Volume > Issue > A Protestant Considers the Catholic Magisterium

A Protestant Considers the Catholic Magisterium

NOSE AGAINST THE WINDOWPANE

By David Hartman | September 1989
The Rev. David Hartman is the Minister of the Olive Branch Christian Church (Disciples of Christ) in Norge, Virginia.

“The Church of Jesus Christ upon earth is es­sentially, intentionally, and constitutionally One.” This bold declaration was made not by a Catholic — in which case it would be unexceptional — but by Thomas Campbell, a minister of the Old Light Anti-Burgher Seceder Presbyterian Church. In 1809 Campbell left his richly titled denomination behind to begin a movement that he thought would unify the broken and dismembered Body of Christ. His legacy is the Christian Church (Disciples of Christ), a Protestant denomination of which I am a minister. His legacy is also the Churches of Christ — not to mention the Christian Churches and the Church­es of Christ of North America, also known among those of us in the Campbellite tradition as the In­dependents. So much for Campbell’s contribution to the unity of the Church.

I confess: I envy those of you readers who are Catholics. You seem to have learned one of the great secrets in life, which is how to make a wheel for the long haul, and not feel compelled to rein­vent some 28,000 of them, which, according to the Oxford Encyclopedia of World Christianity, is how many identifiable Protestant denominations and sects have been established since Martin Luther wasted a good nail posting his 95 theses on the door of the Wittenburg Chapel. What you have go­ing for you, among many other things, is your Mag­isterium — your Church’s teaching authority — and I don’t think that all of you appreciate it as much as you should. So allow me, a Protestant with his nose pressed up against the Catholic windowpane, to tell you about the party you’ve got going on in­side. Maybe I’ll make you feel better about being a Catholic, in the same way that Hans Küng, God bless his heart, has tried to make me feel better about being a Protestant.

It was the personal conviction of the well-in­tentioned Thomas Campbell that the dismembered Body of Christ could be brought together if all hu­man-made and divisive creeds were discarded and the New Testament adopted as the sole authority of the Church. “No creed but Christ” became the rallying cry of the Campbellite movement. The problem, as John Leith notes in Creeds of the Churches, is that

Christianity has always been a “creedal” religion in that it has always been theo­logical…involving men in theological reflection and calling them to declara­tions of faith. A nontheological Christi­anity has simply never endured, although such has been attempted…. In the long run, organizational necessities demon­strate the need for creeds, and organiza­tional integrity requires some kind of creedal subscription.

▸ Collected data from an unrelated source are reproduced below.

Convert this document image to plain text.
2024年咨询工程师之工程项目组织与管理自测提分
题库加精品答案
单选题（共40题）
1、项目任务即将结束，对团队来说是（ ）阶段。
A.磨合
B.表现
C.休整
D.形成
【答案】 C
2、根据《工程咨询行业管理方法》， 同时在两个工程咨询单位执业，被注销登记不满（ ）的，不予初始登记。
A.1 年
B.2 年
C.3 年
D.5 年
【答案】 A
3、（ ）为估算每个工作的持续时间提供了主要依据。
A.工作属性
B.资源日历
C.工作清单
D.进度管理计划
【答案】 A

Another failing was that Campbell, like most Protestants, made the Bible, particularly the New Testament, the sole source of Christian authority. Sola scriptura is a fine principle if the Scriptures are simply and certifiably the textus receptus of the Holy Spirit and if the answers therein exhaust all the possible questions. But the New Testament, splendid and inspired though it is, does not answer all questions. It bears remembering that the Church predates the New Testament, and that the New Testament itself is a product of the Church. When the Holy Spirit fell upon the Apostles at Pentecost, the purpose was to give birth to the Church, not to deliver a manuscript. It was the Church that took on the task of establishing the New Testament can­on; the Church that, among all the multiplicity of documents available, separated the inspired wheat from the uninspired chaff; the Church that had the obligation to proclaim that which was true about the Jesus Christ of history and reject or correct that which was not.